7.           Termination, Suspension or Modification of the Plan. The Plan may be amended or terminated by the Board or Committee.  All amendments to the Plan, including any amendment to terminate the Plan, shall be in writing.  An amendment, other than an amendment to terminate the Plan, shall not be effective without the prior approval of the shareholders of the Company if such approval is necessary to continue to qualify Qualified Awards as “qualified performance-based compensation” under Section 162(m) of the Code and the regulations thereunder, Securities and Exchange Commission regulations, the rules of The NASDAQ Stock Market or any other applicable exchange, or any other applicable law or regulations.  Unless otherwise expressly provided by the Board or Committee, no amendment to the Plan shall apply to Awards made before the effective date of the amendment.  A Participant's rights with respect to any Awards made to him or her may not be abridged by any amendment, modification or termination of the Plan, without his or her individual consent.

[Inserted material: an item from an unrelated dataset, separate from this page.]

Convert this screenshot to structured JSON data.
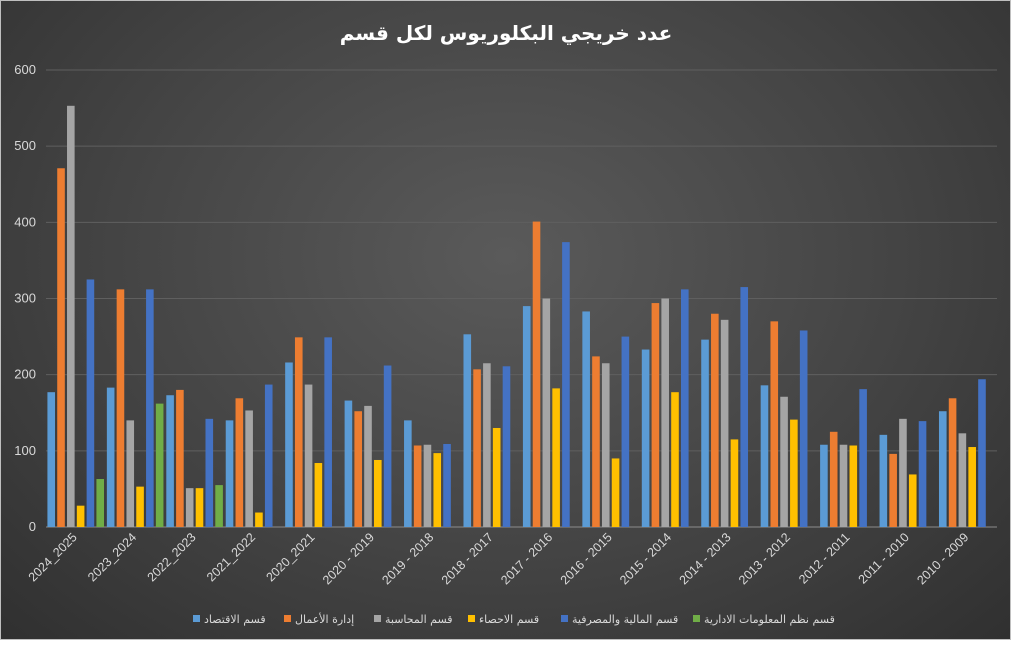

8.           Miscellaneous.

(a)           No Assignments.  No Award shall be subject in any manner to anticipation, alienation, sale, transfer, assignment, pledge, encumbrance, charge, garnishment, execution, or levy of any kind, either voluntary or involuntary, including any such liability that is for alimony or other payments for the support of a spouse or former spouse, or for any other relative of a Participant prior to actually being received by the Participant or his or her designated beneficiary, and any attempt to anticipate, alienate, sell, transfer, assign, pledge, encumber, charge, or otherwise dispose of any right to an Award shall be void.

 
 
 
 


(b)           No Right of Employment.  Neither the adoption of the Plan nor the determination of eligibility to participate in the Plan nor the granting of an Award shall confer upon any person, including any Participant, any right to continue in the employ of the Company or any of its subsidiaries or interfere in any way with the right of the Company or the subsidiary to terminate such employment at any time.

(c)           Tax Withholding.  The Company shall have the right to withhold the amount of any tax attributable to amounts payable under the Plan.

(d)           Governing Law.  The Plan and all determinations under the Plan shall be governed by and construed in accordance with the laws of the State of Florida.

(e)           Other Plans.  Nothing in this Plan shall be construed as limiting the authority of the Committee, the Board, the Company or any subsidiary of the Company to establish any other compensation plan or as in any way limiting its or their authority to pay bonuses or supplemental compensation to any person employed by the Company or any subsidiary of the Company, whether or not such person is a Participant in this Plan and regardless of how the amount of such compensation or bonus is determined.

(f)           Deferrals of Awards. A Participant may elect to defer payment of his or her cash Award if deferral of an Award is permitted pursuant to the terms of a deferred compensation program of the Company (or a subsidiary) existing at the time the election to defer is made and the Participant complies with the terms of such program.

(g)           Committee Members Not Liable.  The Committee shall be entitled to rely upon certificates of appropriate officers of the Company with respect to financial, statistical or other data in order to determine whether the Performance Goals have been met.  The Committee and its members shall not be liable for any action, inaction or determination made in good faith with respect to the Plan.



The undersigned, Secretary of FPIC Insurance Group, Inc., hereby certifies that the above 2008 Senior Executive Annual Incentive Plan was adopted by the Board of Directors of FPIC Insurance Group, Inc. at a meeting held on March 14, 2008.